Groups advocating equal rights for gay people were planning to rally in front of the courthouse here on Monday morning, and officials were expecting large crowds in the courtroom and in a separate viewing room. Live video and audio were to be piped into federal courthouses in California, New York, Oregon and Washington.

In addition, under a decision last week by Judge Vaughn R. Walker, the district court’s chief judge, who is hearing the case, the trial was to be videotaped and distributed online. Supporters of Proposition 8 have objected to that, and they appealed to the United States Supreme Court on Saturday to keep cameras out of the courtroom.

“The record is already replete with evidence showing that any publicizing of support for Prop. 8 has inevitably led to harassment, economic reprisal, threats and even physical violence,” Charles J. Cooper, the lead counsel for the defense, wrote in a brief to the court. “In this atmosphere, witnesses are understandably quite distressed at the prospect of their testimony being broadcast worldwide.”

Indeed, several of the figures who helped pass Proposition 8 are expected to be called to testify under oath, something that gay rights advocates hope will play in their favor.

“It has the potential to be an extraordinarily powerful teaching moment because it’s going to be televised,” said Jennifer C. Pizer, senior counsel and national marriage project director with the gay civil rights group Lambda Legal in Los Angeles. “This is usually just bandied about on attack TV shows. But this promises to be a serious examination of the arguments in a trial setting, with evidence and cross-examination.”

During the trial, which is expected to last three weeks, Mr. Olson and Mr. Boies plan to argue that Proposition 8 violates the constitutional guarantee of equal protection and due process.

“The biggest challenge with any of the judges we’ll face is simply to get them to focus on the law and the facts and not on the inertia of history,” Mr.

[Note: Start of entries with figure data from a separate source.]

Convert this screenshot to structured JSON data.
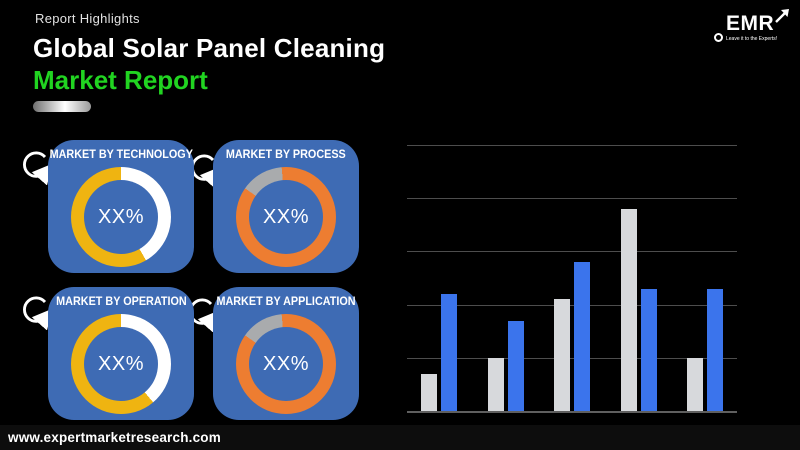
{
  "header": {
    "eyebrow": "Report Highlights",
    "title_line1": "Global Solar Panel Cleaning",
    "title_line2": "Market Report"
  },
  "logo": {
    "text": "EMR",
    "tagline": "Leave it to the Experts!"
  },
  "footer": {
    "url": "www.expertmarketresearch.com"
  },
  "cards": [
    {
      "title": "MARKET BY TECHNOLOGY",
      "value": "XX%",
      "ring": {
        "from": 0,
        "segments": [
          {
            "color": "#FFFFFF",
            "deg": 150
          },
          {
            "color": "#EFB411",
            "deg": 210
          }
        ]
      }
    },
    {
      "title": "MARKET BY PROCESS",
      "value": "XX%",
      "ring": {
        "from": -55,
        "segments": [
          {
            "color": "#A9ABAD",
            "deg": 50
          },
          {
            "color": "#ED7D31",
            "deg": 310
          }
        ]
      }
    },
    {
      "title": "MARKET BY OPERATION",
      "value": "XX%",
      "ring": {
        "from": 0,
        "segments": [
          {
            "color": "#FFFFFF",
            "deg": 140
          },
          {
            "color": "#EFB411",
            "deg": 220
          }
        ]
      }
    },
    {
      "title": "MARKET BY APPLICATION",
      "value": "XX%",
      "ring": {
        "from": -55,
        "segments": [
          {
            "color": "#A9ABAD",
            "deg": 50
          },
          {
            "color": "#ED7D31",
            "deg": 310
          }
        ]
      }
    }
  ],
  "chart_data": {
    "type": "bar",
    "title": "",
    "xlabel": "",
    "ylabel": "",
    "categories": [
      "",
      "",
      "",
      "",
      ""
    ],
    "series": [
      {
        "name": "gray",
        "color": "#D7D9DC",
        "values": [
          0.7,
          1.0,
          2.1,
          3.8,
          1.0
        ]
      },
      {
        "name": "blue",
        "color": "#3B74EC",
        "values": [
          2.2,
          1.7,
          2.8,
          2.3,
          2.3
        ]
      }
    ],
    "ylim": [
      0,
      5
    ],
    "gridlines": 6,
    "grid": true,
    "legend": "none"
  },
  "colors": {
    "background": "#000000",
    "card_blue": "#3E6BB4",
    "donut_yellow": "#EFB411",
    "donut_orange": "#ED7D31",
    "donut_gray": "#A9ABAD",
    "bar_blue": "#3B74EC",
    "bar_gray": "#D7D9DC",
    "accent_green": "#21D421",
    "gridline": "#4D4D4D"
  }
}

Boies said. “I think the only real argument that the other side has is, ‘This is the way its always been.’ ”

But supporters of Proposition 8 say that California voters were well within their rights to establish marriage as between a man and a woman, as voters in more than two dozen other states have done.

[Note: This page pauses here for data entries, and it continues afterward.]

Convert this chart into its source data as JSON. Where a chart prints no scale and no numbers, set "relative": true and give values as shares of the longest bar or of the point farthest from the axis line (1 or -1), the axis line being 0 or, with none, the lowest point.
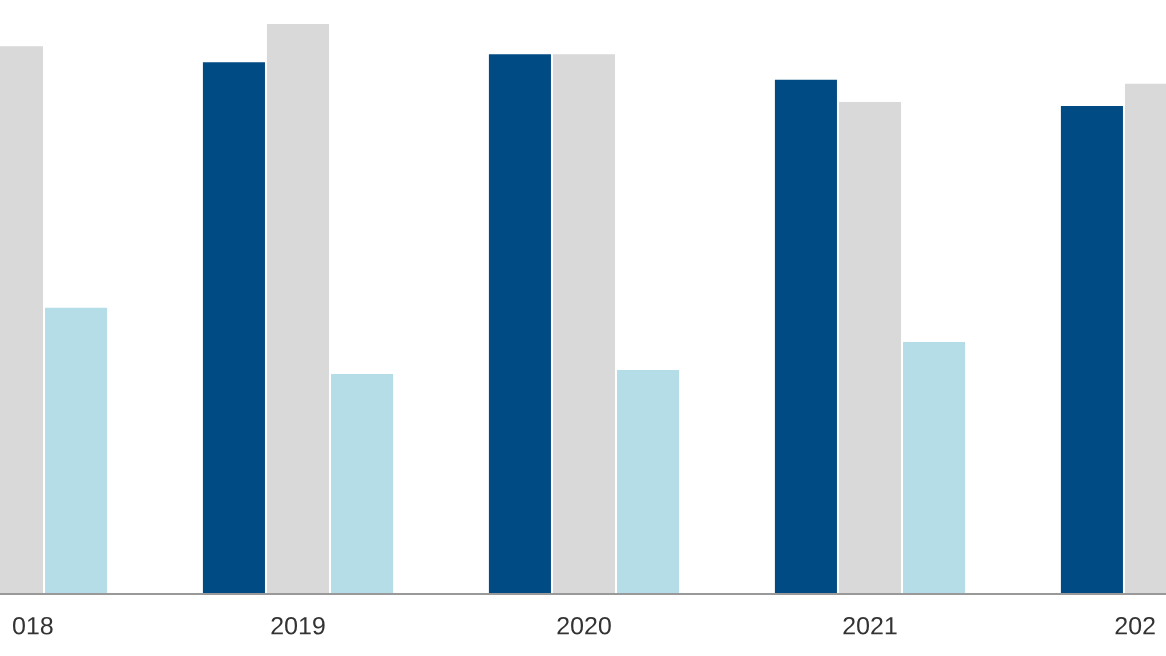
{
  "chart_data": {
    "type": "bar",
    "relative": true,
    "categories": [
      "018",
      "2019",
      "2020",
      "2021",
      "202"
    ],
    "series": [
      {
        "color": "#004b84",
        "values": [
          null,
          0.933,
          0.947,
          0.902,
          0.856
        ]
      },
      {
        "color": "#d9d9d9",
        "values": [
          0.961,
          1.0,
          0.947,
          0.863,
          0.895
        ]
      },
      {
        "color": "#b5dde8",
        "values": [
          0.502,
          0.386,
          0.393,
          0.442,
          null
        ]
      }
    ]
  }
}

“There are very sound public policy reasons to define marriage as one man and woman, including the inevitable fact when you put men and women together, they produce children,” said Jordan Lorence, senior counsel with the Alliance Defense Fund, a conservative Arizona-based group that will argue for Proposition 8. “To put that under the microscope of a compelling state interest test is the wrong thing for the court to be doing.”

Some gay rights groups were also initially skeptical of the case, fearing that Mr. Olson and Mr. Boies lacked expertise in the issue and that a loss in federal court could set back efforts for years to come. But most have since rallied behind it.

“I think that having Olson and Boies lead this effort is phenomenal because it’s not just gay rights activists pushing,” said Geoff Kors, the executive director of Equality California, a gay rights group. “It shows that this is not a partisan issue and not an ideological issue. It’s a clear constitutional issue.”

The case is being financed by a recently established nonprofit advocacy group, the American Foundation for Equal Rights. Chad Griffin, the president of the group’s board, said he had been cheered by the surge of support for the case. “We’re all on the same page,” he said “We all have the same goals.”

Mr. Griffin, a communications specialist who served in the Clinton administration, hired Mr. Boies and Mr. Olson, who are ideologically opposed but are friendly outside the courtroom. On Friday, both men were ensconced in a suite of legal offices in downtown San Francisco, prepping witnesses and getting ready for trial.

And while anticipation was running high, Mr. Boies said that much of the testimony would probably “be a little boring,” even if it were televised.

“You don’t get the drama in the presentation,” he said, “that exists in the importance of the issue.”